Vordere Reihe, von links nach rechts: Mustafa Atici, Karin Mössenlechner, Jos Donker-Exler, Alice Keller, Christine Christ-von Wedel. Hintere Reihe, von links nach rechts: Andrea Schenker-Wicki, Peter Saarloos, Noah Regenass. Foto/Photo:TES

Erasmus van Rotterdam et Erasmus von Basel

 Le vendredi 7 février, l’éditeur Donker Uitgeverij de Rotterdam a présenté l’édition néerlandaise complète de la correspondance d’Érasme à la Kollegienhaus de l’université de Bâle. L’éditeur a souligné que le travail a duré plus de 20 ans, un vrai travail d’un moine.

Mustafa Atici (Regierungsrat Kanton Basel-Stadt), Karin Mössenlechner (Ambassadeur des Pays-Bas), Jos Donker-Exler (Donker Uitgeverij), Alice Keller (Universitätsbibliothek Basel), Christine Christ-von Wedel (Historica, Erasmus-Expert).  Andrea Schenker-Wicki (recteur magnificus Université de Bâle), Peter Saarloos (Donker Uitgeverij), Noah Regenass (Universitätsbibliothek Basel)

Cela correspond également à l’esprit d’Érasme, qui a été ordonné  prêtre le 24 avril 1492 au Dom d’Utrecht. Ensuite, au lieu d’exercer ses fonctions de prêtre, il travailla, comme un moine dans un scriptorium, à la rédaction d’innombrables lettres, études, traductions, livres et autres écrits.

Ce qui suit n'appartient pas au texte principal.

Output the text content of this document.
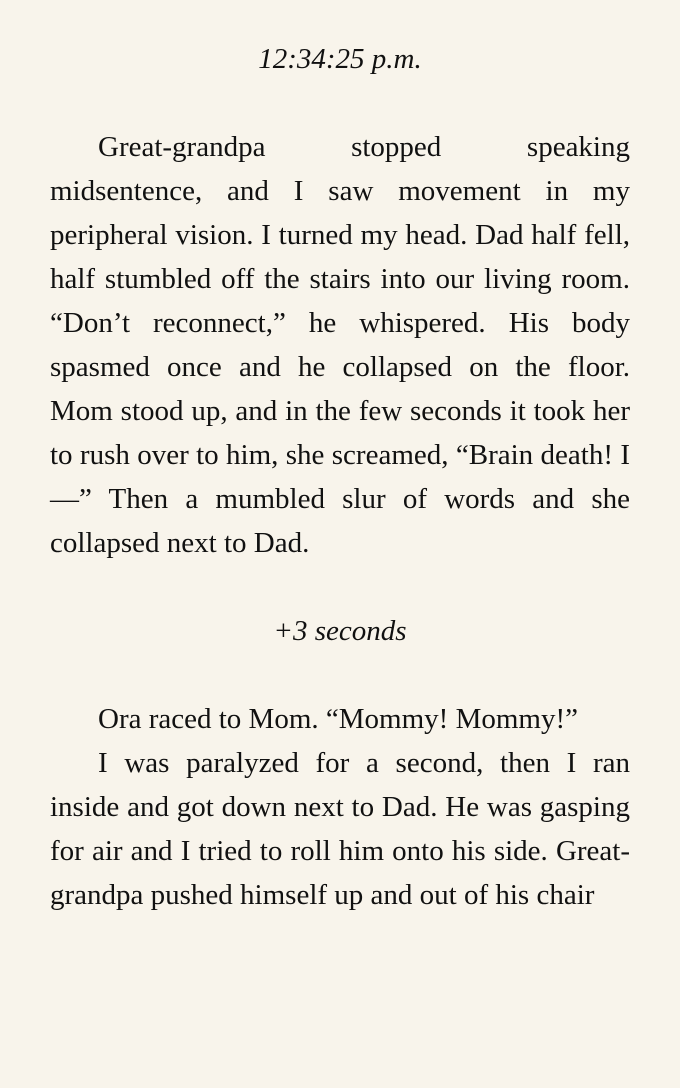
12:34:25 p.m.

Great-grandpa stopped speaking midsentence, and I saw movement in my peripheral vision. I turned my head. Dad half fell, half stumbled off the stairs into our living room. “Don’t reconnect,” he whispered. His body spasmed once and he collapsed on the floor. Mom stood up, and in the few seconds it took her to rush over to him, she screamed, “Brain death! I—” Then a mumbled slur of words and she collapsed next to Dad.

+3 seconds

Ora raced to Mom. “Mommy! Mommy!”

I was paralyzed for a second, then I ran inside and got down next to Dad. He was gasping for air and I tried to roll him onto his side. Great-grandpa pushed himself up and out of his chair
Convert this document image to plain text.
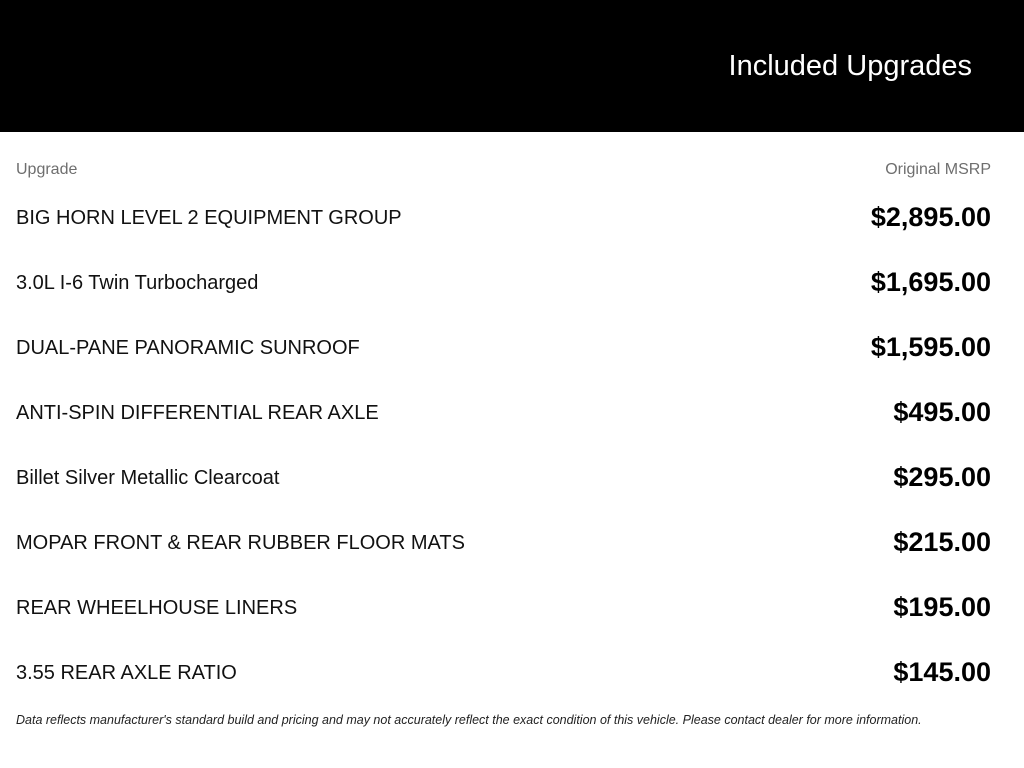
Included Upgrades
Upgrade	Original MSRP
BIG HORN LEVEL 2 EQUIPMENT GROUP	$2,895.00
3.0L I-6 Twin Turbocharged	$1,695.00
DUAL-PANE PANORAMIC SUNROOF	$1,595.00
ANTI-SPIN DIFFERENTIAL REAR AXLE	$495.00
Billet Silver Metallic Clearcoat	$295.00
MOPAR FRONT & REAR RUBBER FLOOR MATS	$215.00
REAR WHEELHOUSE LINERS	$195.00
3.55 REAR AXLE RATIO	$145.00
Data reflects manufacturer's standard build and pricing and may not accurately reflect the exact condition of this vehicle. Please contact dealer for more information.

Quiconque ne recevait pas une lettre d’Érasme ne comptait pas vraiment à son époque. Il correspondait avec des empereurs, des rois, des papes, des évêques, des savants, des humanistes, des magistrats, des réformateurs, des protestants et des catholiques. Érasme  séjourna dans plusieurs pays, aux Pays-Bas, en Italie, en Angleterre, en Belgique, en Allemagne, en Suisse et en France.

Christine Christ-von Wedel, Jos Donker-Exler et Peter Saarloos devant la résidence de l’éditeur-imprimeur Froben

Il publia non seulement (en latin et en grec), mais l’intérêt du public fut grand aussi. Son éditeur à Bâle, alors centre humaniste, intellectuel et éditorial de l’Europe, en a également bien profité.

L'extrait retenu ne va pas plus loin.